First of all, properties are cheaper. As previously mentioned the average home price in major cities has decreased from their peaks, which means you’re benefitting from a discounted market. While it’s possible that your home may lose some of its value after you buy it, in the long term, Canadian real estate has always been a very lucrative investment for owners, and you don’t have to worry about buying at the top.
A buyer’s market also gives you the opportunity to take your time and find the right home for you. Unlike the bidding wars of the past few years, sellers are not getting nearly as many offers on their homes. This means you’re facing less competition as a buyer, and don’t have to rush to put an offer in. Want to check out that other place before you put an offer on the one you’re looking at now? Go for it. Homes will likely remain listed for much longer during a recession.
Less competition also means you have more lee-way to put in any conditions you may be looking for. You might want to put in your offer that the sale is conditional on the sale of your existing home if you’re moving. That’s much more likely to be accepted in the current market than it was a year ago. Other common conditions include a home inspection and securing financing for your purchase. Remember a “pre-approval” doesn’t guarantee anything from your lender.
Why you shouldn’t buy a home in a recession
While the cooling housing market is a blessing for potential buyers, the reason for the decline is not. Demand for homes has gone down because Canadians are finding it harder to afford a mortgage with rising interest rates. Compared with the sub 2% rates of last year, current interest rates are likely to have your monthly mortgage payments up hundreds if not thousands of dollars. As an example, at the beginning of 2022, 2% rates were common, which would be $833 per month in interest on a $500,000 mortgage. In november, 5% rates are the norm which would lead to $2083 in monthly interest. You can calculate your full monthly mortgage payments here.
If your budget is tighter due to high inflation this year, you might not want to risk going with a variable mortgage as it could put you over the edge. That means you’re going to be stuck with a >5%mortgage rate for a while, and with the price of homes in Canada as they are, that’s a lot to be paying in interest.

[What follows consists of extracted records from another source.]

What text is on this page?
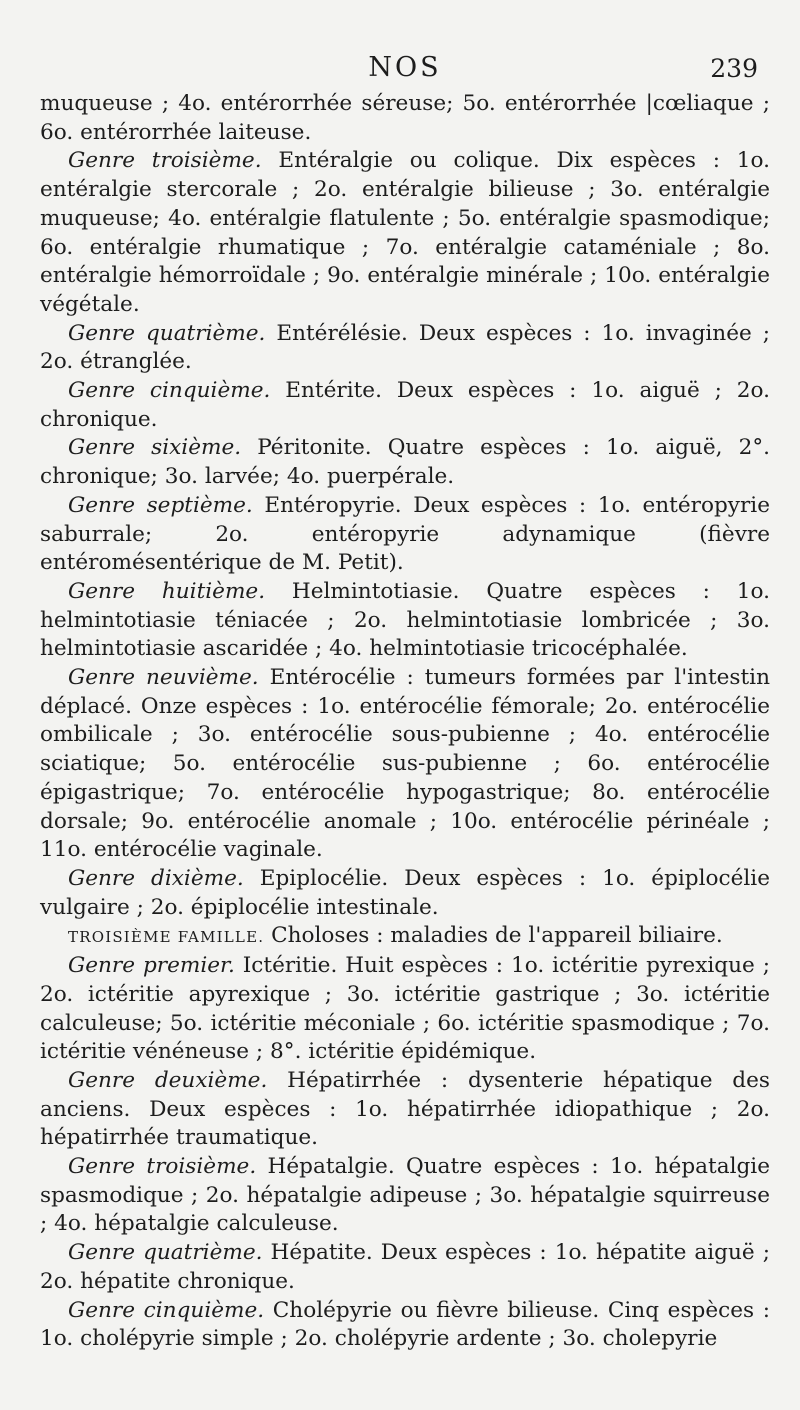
NOS	239

muqueuse ; 4o. entérorrhée séreuse; 5o. entérorrhée |cœliaque ; 6o. entérorrhée laiteuse.

Genre troisième. Entéralgie ou colique. Dix espèces : 1o. entéralgie stercorale ; 2o. entéralgie bilieuse ; 3o. entéralgie muqueuse; 4o. entéralgie flatulente ; 5o. entéralgie spasmodique; 6o. entéralgie rhumatique ; 7o. entéralgie cataméniale ; 8o. entéralgie hémorroïdale ; 9o. entéralgie minérale ; 10o. entéralgie végétale.

Genre quatrième. Entérélésie. Deux espèces : 1o. invaginée ; 2o. étranglée.

Genre cinquième. Entérite. Deux espèces : 1o. aiguë ; 2o. chronique.

Genre sixième. Péritonite. Quatre espèces : 1o. aiguë, 2°. chronique; 3o. larvée; 4o. puerpérale.

Genre septième. Entéropyrie. Deux espèces : 1o. entéropyrie saburrale; 2o. entéropyrie adynamique (fièvre entéromésentérique de M. Petit).

Genre huitième. Helmintotiasie. Quatre espèces : 1o. helmintotiasie téniacée ; 2o. helmintotiasie lombricée ; 3o. helmintotiasie ascaridée ; 4o. helmintotiasie tricocéphalée.

Genre neuvième. Entérocélie : tumeurs formées par l'intestin déplacé. Onze espèces : 1o. entérocélie fémorale; 2o. entérocélie ombilicale ; 3o. entérocélie sous-pubienne ; 4o. entérocélie sciatique; 5o. entérocélie sus-pubienne ; 6o. entérocélie épigastrique; 7o. entérocélie hypogastrique; 8o. entérocélie dorsale; 9o. entérocélie anomale ; 10o. entérocélie périnéale ; 11o. entérocélie vaginale.

Genre dixième. Epiplocélie. Deux espèces : 1o. épiplocélie vulgaire ; 2o. épiplocélie intestinale.

TROISIÈME FAMILLE. Choloses : maladies de l'appareil biliaire.

Genre premier. Ictéritie. Huit espèces : 1o. ictéritie pyrexique ; 2o. ictéritie apyrexique ; 3o. ictéritie gastrique ; 3o. ictéritie calculeuse; 5o. ictéritie méconiale ; 6o. ictéritie spasmodique ; 7o. ictéritie vénéneuse ; 8°. ictéritie épidémique.

Genre deuxième. Hépatirrhée : dysenterie hépatique des anciens. Deux espèces : 1o. hépatirrhée idiopathique ; 2o. hépatirrhée traumatique.

Genre troisième. Hépatalgie. Quatre espèces : 1o. hépatalgie spasmodique ; 2o. hépatalgie adipeuse ; 3o. hépatalgie squirreuse ; 4o. hépatalgie calculeuse.

Genre quatrième. Hépatite. Deux espèces : 1o. hépatite aiguë ; 2o. hépatite chronique.

Genre cinquième. Cholépyrie ou fièvre bilieuse. Cinq espèces : 1o. cholépyrie simple ; 2o. cholépyrie ardente ; 3o. cholepyrie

Another risk in a recession is the unfortunate event you lose your job. Unfortunately, unemployment is a hall-mark of economic recessions and we’ve already seen plenty of lay-offs in 2022. On the other hand, the Canadian government has been warning of a labour shortage for certain industries, so it’s difficult to say how many lay-offs we’ll be seeing in the next year. Ultimately, you’ll know best about your own job security. If you’ve got a safe gig with enough cash saved up for a healthy down payment, these factors won’t affect you as much.
The important thing is to plan, and make sure you can afford the mortgage you end up going with, along with a sizable emergency fund.
If you’re looking for advice on your specific situation, our mortgage advisors are available to help you plan your mortgage strategy, and get you into your ideal home, recession or not.
Key Points
- Buying a home in a recession means working with higher interest rates and a market with lower demand.
- On the plus side this gives you leverage over the sellers and properties are cheaper overall.
- On the other hand, higher interest rates means it’s harder to qualify and you’ll be paying more interest in the short term.
- The most important thing is to plan your finances carefully and ensure you aren’t overextending yourself in a recession.